D'après Tung, des mesures récentes de densité dans la mer du Labrador suggèrent que le cycle commence à s'inverser. Cela signifie que, dans les années à venir, la circulation méridienne de retournement atlantique (AMOC) n'enverra plus autant de chaleur excédentaire piégée par les gaz à effet de serre au cœur de l'Atlantique Nord.

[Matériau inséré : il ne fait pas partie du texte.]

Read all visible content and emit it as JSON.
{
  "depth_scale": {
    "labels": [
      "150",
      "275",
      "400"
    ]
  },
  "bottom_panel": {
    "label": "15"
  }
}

« La bonne nouvelle, c'est que les indicateurs montrent que ce ralentissement de la circulation méridienne de retournement atlantique touche à sa fin, et nous ne devons donc pas craindre un effondrement prochain de ce courant », explique Tung. « La mauvaise nouvelle, c'est que les températures de surface devraient augmenter plus rapidement au cours des prochaines décennies. »

Le papier apparaît dans Nature.

D'autres auteurs sont affiliés à l'Université océanique de Chine et au Laboratoire national des sciences et technologies marines de Qingdao. Cette étude a été financée par la Fondation nationale américaine pour la science, la Fondation nationale des sciences naturelles de Chine, le Programme national chinois de recherche fondamentale et une chaire dotée Frédéric et Julia Wan.